Texas: The Issue Is – State Rep. Matt Schaefer on reorganizing Operation Lone Star

Texas Gov. Greg Abbott’s border security action, known as Operation Lone Star, is now entering its third year with Texas national guard members and state troopers continuing to go through deployment cycles and costs exceeding $2 billion.

A growing number of people under the Capitol dome are wondering how this mission can continue as is.

House Bill 20 was filed in an attempt to answer that. The legislation, drafted by state Rep. Matt Schaefer (R-Tyler) would reorganize the mission by creating a new state border guard unit.

READ MORE: Hundreds travel to Austin to call on Abbott to end Operation Lone Star

State Rep. Schaefer sat down with FOX 7 Austin's Rudy Koski to talk about HB 20.

STATE REP MATT SCHAEFER: Right now, the primary workforce, when you look at the just sheer quantity, comes from the Texas National Guard. Those are temporary workers. That sergeant who standing by the river is really a diesel mechanic from east Texas. He has to go back to his job. And in fact, the state can only keep him on active duty orders for a certain period of time. So we have a temporary workforce that's applied against a full time problem.  

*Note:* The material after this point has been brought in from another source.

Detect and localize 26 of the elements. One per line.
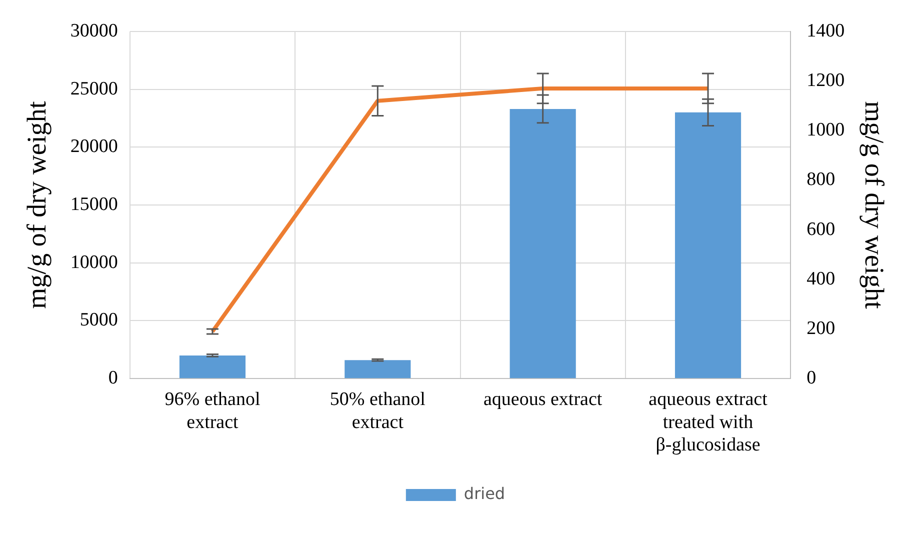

RUDY KOSKI: There are those who say that this is nothing but vigilantism.  

STATE REP MATT SCHAEFER: These will be professional state employees under the authority of the Department of Public Safety Commission with a special authorization from the governor. They will have gone through training. They will have accountability. They will have rules and they will function in many of the same ways that the Texas National Guard under Operation Lone Star are operating right now.  

RUDY KOSKI: Will they be able to use deadly force?  

STATE REP MATT SCHAEFER: So our officers are going to be able to protect themselves and have self-defense. But any type of use of force would only be done with the governor's authority

RUDY KOSKI: How do you envision these encounters, will they use handcuffs, Tasers?  

STATE REP MATT SCHAEFER: The Border Protection Unit officers will have the authority to do what they need to do to protect Texas at the river.  

RUDY KOSKI: Will they be able to shoot back?  

STATE REP MATT SCHAEFER: They will be able to protect themselves. If they were ever, if their lives were in danger. But the primary thing that we want to do is; create a deterrent at the river so that people will come into Texas the right way.  

RUDY KOSKI: Will this guard be trained like DPS troopers, or are they going to be like the border volunteers, the ranchers who are out patrolling?  

STATE REP MATT SCHAEFER: There will be no volunteers that are involved here. The Border Protection Unit will be a mixture of licensed peace officers and then individuals who've been trained and qualified to be part of the Border Protection Unit who will have a limited arresting authority from the governor. Exactly the way the Texas National Guard has now.  

RUDY KOSKI: How large of a force could this be?  

STATE REP MATT SCHAEFER: The goal is a gradual build up of the border protection unit, and hopefully then the Texas National Guard can decrease in numbers so that it begins to balance out. 

READ MORE: Operation Lone Star marks one year amid controversy, allegations

RUDY KOSKI: Courts have said the border is the federal government's responsibility. Isn't this overreaching?  

STATE REP MATT SCHAEFER: Certainly the other side will challenge this in court. And in some ways, we're in uncharted territory. But I believe Article one, Section ten of the US Constitution talks about a state being in imminent danger. And when you have people dying, you have women and children being exploited at great in great numbers, then I believe Texans are in imminent danger. And we need to step up and take a fundamentally bolder approach.  

RUDY KOSKI: A state lawmaker referred to this idea as creating death squads. How do you react to that?  

STATE REP MATT SCHAEFER: That's just someone trying to scare people.  

RUDY KOSKI: Your legislation gives these individuals civil and criminal protection.  

STATE REP MATT SCHAEFER: These officers will have the same liability protections that our police officers and our sheriff's deputies have, no different.  

READ MORE: Texas Operation Lone Star taking mental toll on service members, top generals say

RUDY KOSKI: Will there be some type of oversight?  

STATE REP MATT SCHAEFER: The Bill adds an inspector general, and there will be a legislative oversight committee.  

RUDY KOSKI: Is this all about fighting the cartels, the fentanyl crisis? Is this the push?  

STATE REP MATT SCHAEFER: The cartels or harming Texans? People have lost the peaceful use and enjoyment of their homes. Ranchers have had their fences cut and livestock lost. Women are afraid to be alone on their property without a gun. Women and children, abandoned, fentanyl deaths all over the state, all over the country at enormous scale. It is time for the state of Texas to take a bolder, fundamentally new approach to how we handle the border crisis.